Doctor may suggest various test including blood tests, diagnostic tests (x-rays, ultrasounds, a liver biopsy, colonoscopy, dental exams, psychological and social assessment) to evaluate if the patient is qualified for liver transplant. If the patient is accepted as right candidate for the transplant, his/her name will be placed on a national transplant list according to the need and urgency. Patient will be notified when the organ is available from the deceased donor and if a living person is donating a part of their liver to you, the surgery will be planned at convenience of the donor and the patient or when required. The donor should be in good health and should have good match of blood type with the recipient.
There are mainly three types of liver transplant:
1. Orthotopic transplant – is the most common type of liver transplant where whole liver is taken from recently deceased person (donor). Surgeon will make an incision in the patient’s abdomen and remove the liver. The donor liver then will be placed and connected to the blood vessels and bile ducts. The incision will be closed using surgical clips. Surgeon will attach drainage tubes to drain away extra fluids that may usually remain attached for several days after surgery.

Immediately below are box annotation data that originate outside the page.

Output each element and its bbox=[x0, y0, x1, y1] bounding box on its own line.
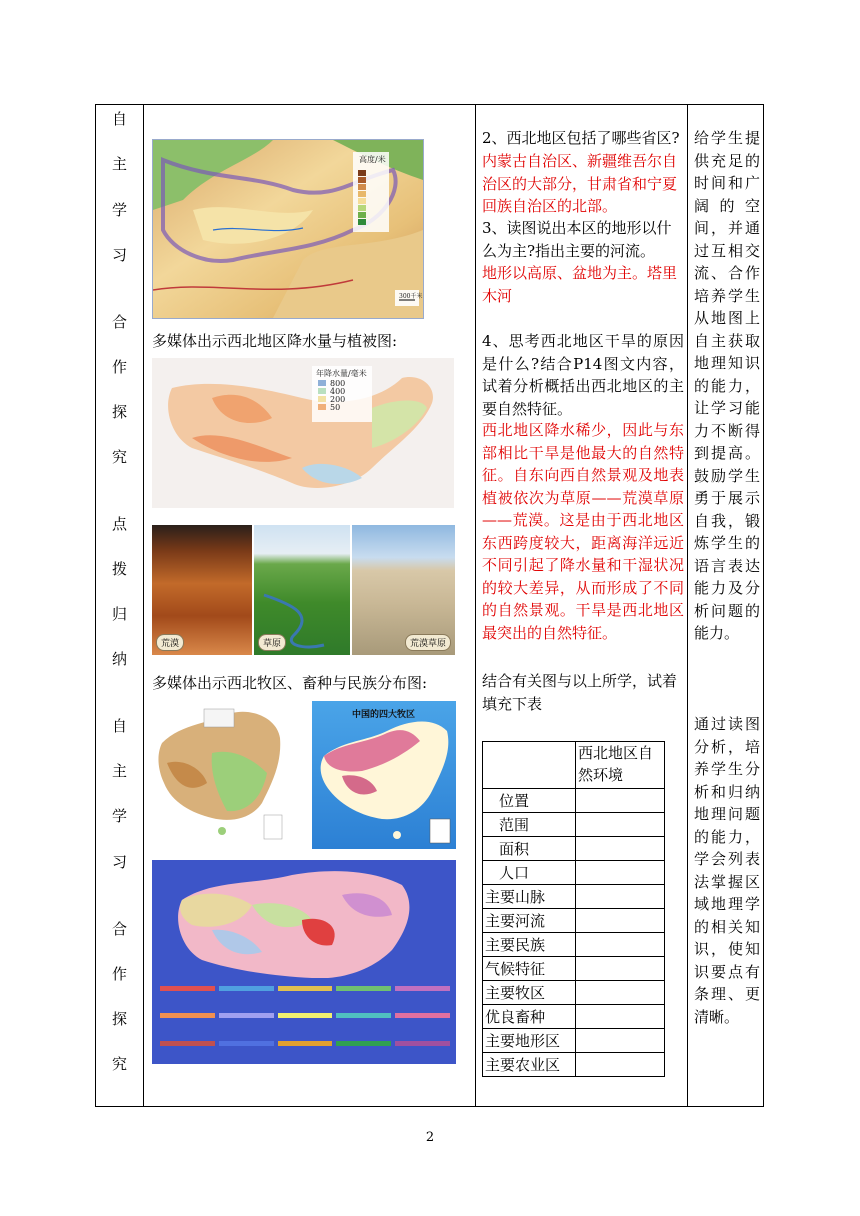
page-number: 2 bbox=[425, 1130, 435, 1145]
photo-label: 草原 bbox=[258, 634, 286, 651]
table-row-label: 主要农业区 bbox=[483, 1053, 576, 1077]
table-row bbox=[483, 981, 665, 1005]
table-cell-input[interactable] bbox=[576, 861, 665, 885]
table-cell-input[interactable] bbox=[576, 1053, 665, 1077]
label-char: 学 bbox=[111, 807, 127, 825]
table-row bbox=[483, 909, 665, 933]
table-row-label: 主要地形区 bbox=[483, 1029, 576, 1053]
label-char: 自 bbox=[111, 717, 127, 735]
label-char: 作 bbox=[111, 358, 127, 376]
table-row-label: 主要牧区 bbox=[483, 981, 576, 1005]
answer-4: 西北地区降水稀少，因此与东部相比干旱是他最大的自然特征。自东向西自然景观及地表植被依次为草原——荒漠草原——荒漠。这是由于西北地区东西跨度较大，距离海洋远近不同引起了降水量和干湿状况的较大差异，从而形成了不同的自然景观。干旱是西北地区最突出的自然特征。 bbox=[482, 421, 684, 642]
answer-2: 内蒙古自治区、新疆维吾尔自治区的大部分，甘肃省和宁夏回族自治区的北部。 bbox=[482, 152, 678, 215]
media-column bbox=[144, 105, 475, 1106]
design-intent-text: 通过读图分析，培养学生分析和归纳地理问题的能力，学会列表法掌握区域地理学的相关知识，使知识要点有条理、更清晰。 bbox=[694, 715, 760, 1026]
table-cell-input[interactable] bbox=[576, 981, 665, 1005]
table-row bbox=[483, 957, 665, 981]
table-row-label: 气候特征 bbox=[483, 957, 576, 981]
table-cell-input[interactable] bbox=[576, 957, 665, 981]
label-char: 拨 bbox=[111, 560, 127, 578]
precipitation-vegetation-map bbox=[152, 358, 454, 508]
table-cell-input[interactable] bbox=[576, 909, 665, 933]
grassland-photo bbox=[254, 525, 350, 655]
answer-3: 地形以高原、盆地为主。塔里木河 bbox=[482, 264, 678, 305]
table-row bbox=[483, 885, 665, 909]
table-row bbox=[483, 813, 665, 837]
design-intent-text: 给学生提供充足的时间和广阔的空间，并通过互相交流、合作培养学生从地图上自主获取地理知识的能力，让学习能力不断得到提高。鼓励学生勇于展示自我，锻炼学生的语言表达能力及分析问题的能力。 bbox=[694, 129, 760, 642]
label-char: 习 bbox=[111, 246, 127, 264]
label-char: 自 bbox=[111, 110, 127, 128]
china-terrain-map bbox=[152, 703, 287, 843]
table-row bbox=[483, 933, 665, 957]
photo-label: 荒漠 bbox=[156, 634, 184, 651]
pasture-map-caption: 多媒体出示西北牧区、畜种与民族分布图: bbox=[152, 674, 428, 692]
table-row-label: 主要山脉 bbox=[483, 885, 576, 909]
table-row bbox=[483, 837, 665, 861]
desert-photo bbox=[152, 525, 252, 655]
table-row-label: 位置 bbox=[483, 789, 576, 813]
table-row-label: 范围 bbox=[483, 813, 576, 837]
table-cell-input[interactable] bbox=[576, 933, 665, 957]
lesson-table bbox=[95, 104, 764, 1107]
desert-steppe-photo bbox=[352, 525, 455, 655]
label-char: 探 bbox=[111, 1010, 127, 1028]
rain-legend-value: 50 bbox=[330, 403, 341, 412]
rain-legend-value: 800 bbox=[330, 379, 346, 388]
table-row bbox=[483, 861, 665, 885]
label-char: 习 bbox=[111, 853, 127, 871]
label-char: 合 bbox=[111, 920, 127, 938]
table-cell-input[interactable] bbox=[576, 1005, 665, 1029]
northwest-topographic-map bbox=[152, 139, 424, 319]
pasture-map-title: 中国的四大牧区 bbox=[352, 710, 416, 720]
map-scale-label: 300千米 bbox=[399, 293, 423, 300]
photo-label: 荒漠草原 bbox=[405, 634, 451, 651]
label-char: 纳 bbox=[111, 650, 127, 668]
label-char: 主 bbox=[111, 762, 127, 780]
table-row-label: 面积 bbox=[483, 837, 576, 861]
natural-environment-table bbox=[482, 741, 665, 1077]
fill-table-prompt: 结合有关图与以上所学，试着填充下表 bbox=[482, 672, 678, 713]
question-4: 4、思考西北地区干旱的原因是什么?结合P14图文内容，试着分析概括出西北地区的主要自然特征。 bbox=[482, 332, 684, 418]
table-row-label: 优良畜种 bbox=[483, 1005, 576, 1029]
label-char: 究 bbox=[111, 1055, 127, 1073]
table-row-label: 人口 bbox=[483, 861, 576, 885]
ethnic-legend bbox=[160, 980, 450, 1060]
label-char: 作 bbox=[111, 965, 127, 983]
table-row bbox=[483, 1029, 665, 1053]
section-label-column bbox=[96, 105, 143, 1106]
ethnic-distribution-map bbox=[152, 860, 456, 1064]
rain-legend-value: 400 bbox=[330, 387, 346, 396]
table-row bbox=[483, 789, 665, 813]
table-row-label: 主要河流 bbox=[483, 909, 576, 933]
table-row bbox=[483, 742, 665, 789]
design-intent-column bbox=[688, 105, 764, 1106]
table-cell-input[interactable] bbox=[576, 885, 665, 909]
table-row-label: 主要民族 bbox=[483, 933, 576, 957]
table-row bbox=[483, 1053, 665, 1077]
table-cell-input[interactable] bbox=[576, 837, 665, 861]
table-cell-input[interactable] bbox=[576, 789, 665, 813]
content-column bbox=[476, 105, 687, 1106]
question-2: 2、西北地区包括了哪些省区? bbox=[482, 129, 680, 147]
table-cell bbox=[483, 742, 576, 789]
rain-map-caption: 多媒体出示西北地区降水量与植被图: bbox=[152, 332, 398, 350]
label-char: 学 bbox=[111, 201, 127, 219]
label-char: 合 bbox=[111, 313, 127, 331]
label-char: 点 bbox=[111, 515, 127, 533]
question-3: 3、读图说出本区的地形以什么为主?指出主要的河流。 bbox=[482, 219, 672, 260]
rain-legend-title: 年降水量/毫米 bbox=[316, 369, 367, 378]
label-char: 归 bbox=[111, 605, 127, 623]
table-cell-input[interactable] bbox=[576, 1029, 665, 1053]
label-char: 主 bbox=[111, 155, 127, 173]
rain-legend-value: 200 bbox=[330, 395, 346, 404]
table-row bbox=[483, 1005, 665, 1029]
four-pastures-map bbox=[312, 701, 456, 849]
elevation-legend-title: 高度/米 bbox=[359, 155, 386, 164]
label-char: 探 bbox=[111, 403, 127, 421]
table-cell-input[interactable] bbox=[576, 813, 665, 837]
label-char: 究 bbox=[111, 448, 127, 466]
table-header-cell: 西北地区自然环境 bbox=[576, 742, 665, 789]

2. Live donor transplant – living donor (close family person, or close relative) will have a surgery to remove either the left or right side of their liver (right side of liver is generally recommended for adults and left is smaller and suited for children). After the donor surgery, patient liver will be removed and replaced with the donor’s liver lobe and then will connect blood vessels and bile ducts. The transplanted lobe and donor’s lobe will quickly regenerate themselves and re-grow to their normal size within two three months post the transplant.
3. Split donation - when the donor liver becomes available from a recently deceased person and both the adult and a child are suitable candidates to receive it then the donated liver will be split into the right and left lobes. The right lobe (larger) will be transplanted into the adult and the left (smaller) lobe will transplanted into the child.
There can be some risk or complications post liver transplant surgery:
• Abnormal bleeding
• Blocked blood vessels
• Leakage of bile or blocked bile ducts
• Rejection of new organ (liver lobe)
Patient will be kept in ICU for monitoring the conditions or some symptoms/signs of complications for few days. Then will be shifted to the regular hospital room for 5-10 days depending on the condition of the patient. It can take 6 to 8 months for getting fully healed after the transplant. Patient can go back to normal routine after few months and need to take suggested medications on time, maintain healthy lifestyle and food habits. Regular follow ups should be done.